Il candidato sindaco, già presentato nelle scorse settimane, è Leonardo La Rosa, 49 anni, sposato e padre di due figli. Geometra di formazione, svolge la professione di amministratore condominiale e responsabile tecnico in diversi settori. I candidati consiglieri che lo accompagneranno sono Guglielmo Canova (47 anni, operaio), Valentina Casati (40 anni, insegnante di scuola dell’infanzia), Samir El Bouadli (29 anni, fisico), Nicola Ferrari (22 anni, studente universitario), Andrea Grulli (48 anni, account manager), Pier Franco Laini (60 anni, pensionato), Fabio Migliorati (58 anni, amministrativo azienda privata), Evelin Sozzi (40 anni, agente immobiliare), Daniele Tomasoni (72 anni, artigiano), Giorgio Tomasoni (19 anni, studente universitario), Martina Tomasoni (25 anni, educatrice pedagogista), Rossella Tomasoni (54 anni, fisioterapista).

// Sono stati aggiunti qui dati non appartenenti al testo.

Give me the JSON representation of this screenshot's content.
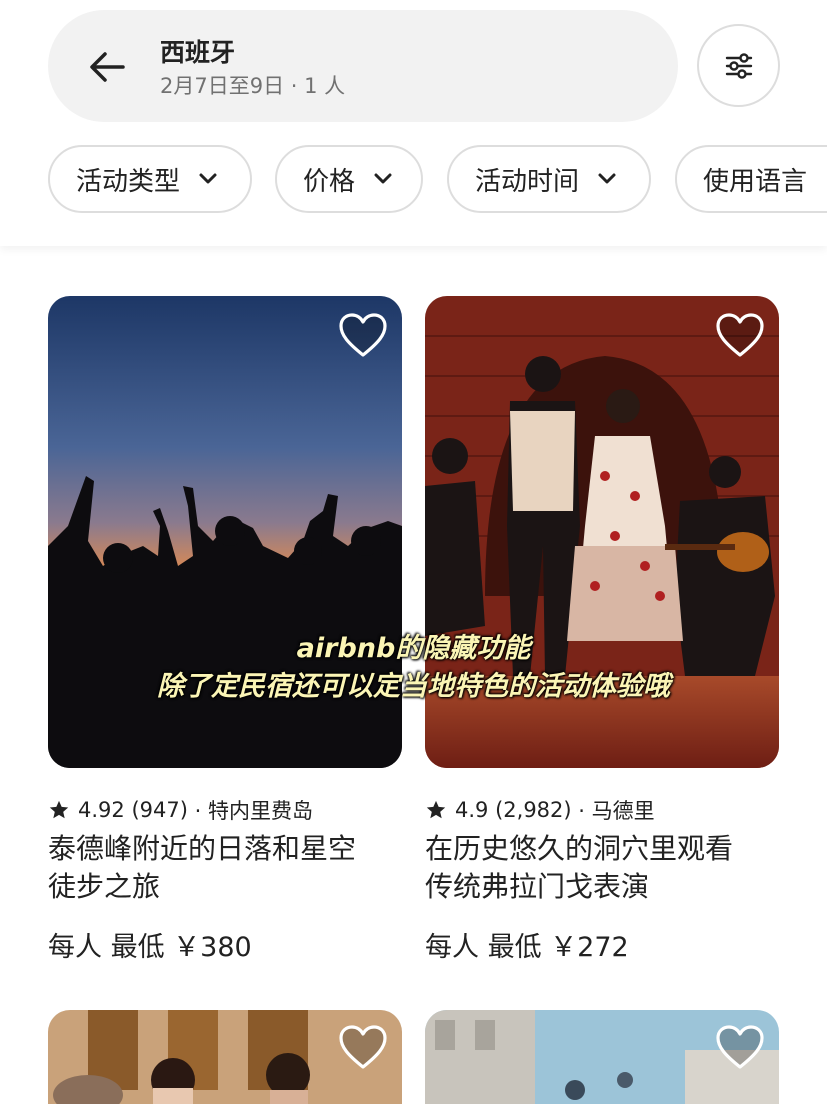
{
  "search": {
    "title": "西班牙",
    "subtitle": "2月7日至9日 · 1 人"
  },
  "icons": {
    "back": "arrow-left-icon",
    "filter": "sliders-icon",
    "chevron": "chevron-down-icon",
    "heart": "heart-outline-icon",
    "star": "star-filled-icon"
  },
  "chips": [
    "活动类型",
    "价格",
    "活动时间",
    "使用语言"
  ],
  "cards": [
    {
      "rating": "4.92",
      "reviews": "(947)",
      "location": "· 特内里费岛",
      "title_line1": "泰德峰附近的日落和星空",
      "title_line2": "徒步之旅",
      "price": "每人 最低 ￥380"
    },
    {
      "rating": "4.9",
      "reviews": "(2,982)",
      "location": "· 马德里",
      "title_line1": "在历史悠久的洞穴里观看",
      "title_line2": "传统弗拉门戈表演",
      "price": "每人 最低 ￥272"
    }
  ],
  "caption": {
    "line1": "airbnb的隐藏功能",
    "line2": "除了定民宿还可以定当地特色的活动体验哦"
  },
  "colors": {
    "text": "#222222",
    "muted": "#717171",
    "border": "#dddddd",
    "pill_bg": "#f2f2f2",
    "caption": "#fbf5b5"
  }
}
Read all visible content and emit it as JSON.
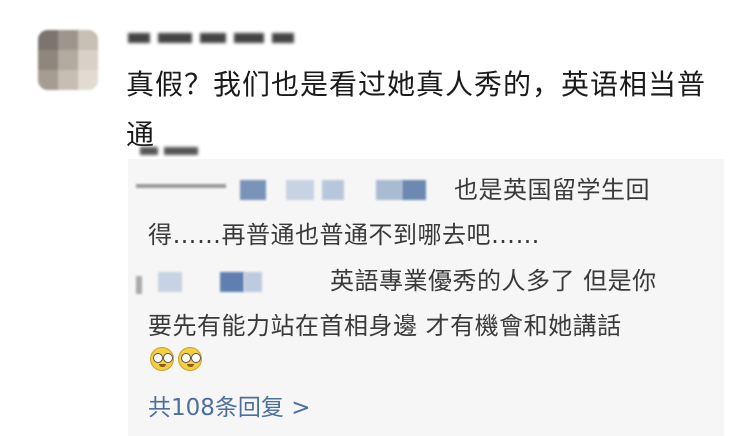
{
  "comment": {
    "text": "真假？我们也是看过她真人秀的，英语相当普通"
  },
  "replies": [
    {
      "line1": "也是英国留学生回",
      "line2": "得……再普通也普通不到哪去吧……"
    },
    {
      "line1": "英語專業優秀的人多了 但是你",
      "line2": "要先有能力站在首相身邊 才有機會和她講話"
    }
  ],
  "emoji": [
    "glasses-face-emoji",
    "glasses-face-emoji"
  ],
  "more_replies": {
    "label": "共108条回复 >"
  },
  "colors": {
    "reply_background": "#f6f6f6",
    "link": "#4d6fa0"
  }
}
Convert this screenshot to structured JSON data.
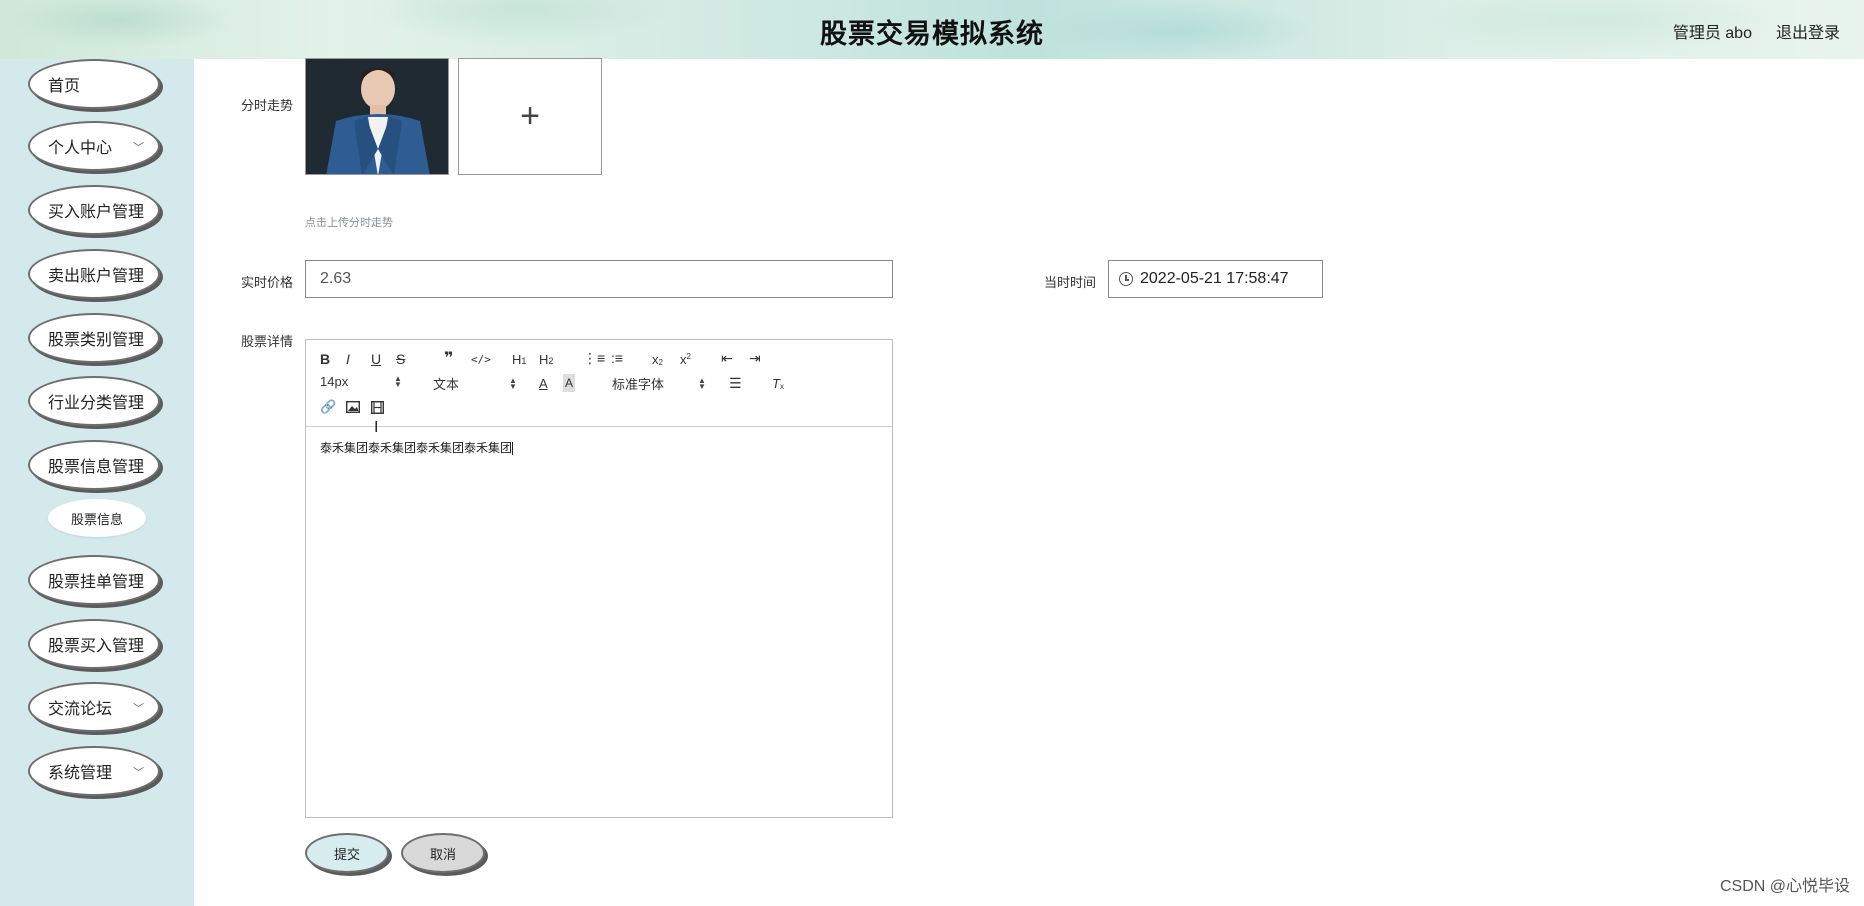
{
  "header": {
    "title": "股票交易模拟系统",
    "user_label": "管理员 abo",
    "logout_label": "退出登录"
  },
  "sidebar": {
    "items": [
      {
        "label": "首页",
        "has_submenu": false
      },
      {
        "label": "个人中心",
        "has_submenu": true
      },
      {
        "label": "买入账户管理",
        "has_submenu": true
      },
      {
        "label": "卖出账户管理",
        "has_submenu": true
      },
      {
        "label": "股票类别管理",
        "has_submenu": true
      },
      {
        "label": "行业分类管理",
        "has_submenu": true
      },
      {
        "label": "股票信息管理",
        "has_submenu": true
      },
      {
        "label": "股票挂单管理",
        "has_submenu": true
      },
      {
        "label": "股票买入管理",
        "has_submenu": true
      },
      {
        "label": "交流论坛",
        "has_submenu": true
      },
      {
        "label": "系统管理",
        "has_submenu": true
      }
    ],
    "sub_item": "股票信息"
  },
  "form": {
    "trend_label": "分时走势",
    "upload_hint": "点击上传分时走势",
    "upload_icon": "plus-icon",
    "price_label": "实时价格",
    "price_value": "2.63",
    "time_label": "当时时间",
    "time_value": "2022-05-21 17:58:47",
    "detail_label": "股票详情"
  },
  "editor": {
    "font_size": "14px",
    "block_format": "文本",
    "font_family": "标准字体",
    "content": "泰禾集团泰禾集团泰禾集团泰禾集团"
  },
  "actions": {
    "submit": "提交",
    "cancel": "取消",
    "submit_color": "#d6ecef",
    "cancel_color": "#d9d9d9"
  },
  "watermark": "CSDN @心悦毕设"
}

«Crediamo profondamente nel valore della comunità, nella partecipazione, nella vicinanza concreta alle persone – sottolinea la lista -. Siamo parte di questo territorio, lo viviamo ogni giorno e conosciamo da vicino le sue potenzialità, i suoi bisogni, le sue sfide. Guardiamo al futuro, con responsabilità e con la volontà di lasciare qualcosa di buono a chi verrà dopo di noi. Pensiamo che il cambiamento non debba essere solo uno slogan, ma una pratica quotidiana fatta di ascolto, cura, coerenza e rispetto. Non abbiamo interessi da difendere, né logiche di parte da seguire e non abbiamo nessuno a cui rispondere, se non i nostri cittadini. Abbiamo scelto di esserci, con serietà e spirito di servizio, per costruire insieme un paese più giusto, più forte, più unito. Siamo qui solo per l’interesse del paese. A servizio della comunità».